The catalytic isomerization of glucose to fructose is a key factor in cellulosic biomass utilization. Thus, achieving high‐efficient fructose production and understanding the dominant reaction route remain crucial goals. Hereby, this study refines a precise ligand engineering strategy applied to the typical metal‐organic framework, UiO‐66, generating a series of Lewis acidic UiO‐66‐based catalysts with only subtle structural adjustments. Among all, UiO‐66‐pCl‐SBA possessed the strongest Lewis acidity and exhibited the best glucose isomerization performance. Further investigation elaborates the crucial contribution of both the amount of Lewis acid and the nature of specific acid sites to enhanced catalytic reactivity, given a high fructose yield of 47% at a glucose conversion of 63%, achieved with a UiO‐66 catalyst substituted by 49% monosodium 2‐sulfoterephthalate.
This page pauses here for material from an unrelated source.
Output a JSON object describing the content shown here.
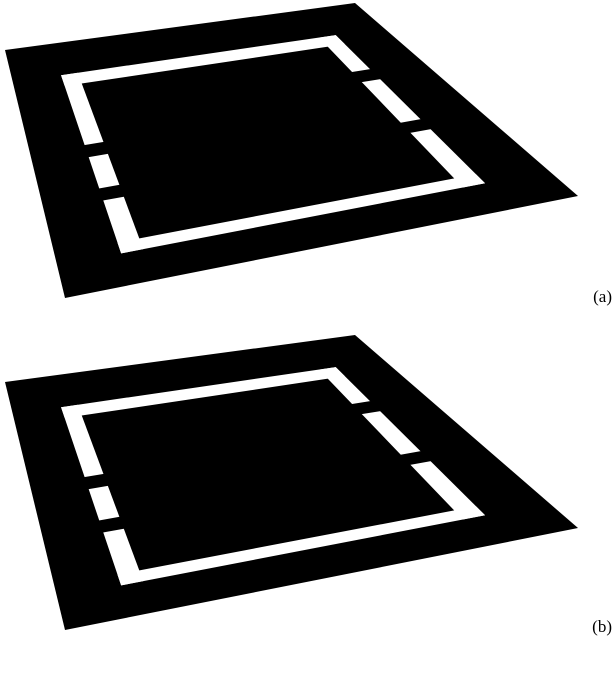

The increased acid density with specific Lewis acid strength is computationally identified to promote the polarization of glucose molecules, facilitating the isomerization process. Density functional theory calculations reveal that incorporating functionalized ligands and increasing their proportion markedly decrease both the electron density at Zr sites and the material's band gap, which in turn benefits the Lewis acid strength and catalytic activity enhancement. This work highlights the significance of Lewis sites’nature and its effect on glucose isomerization performance.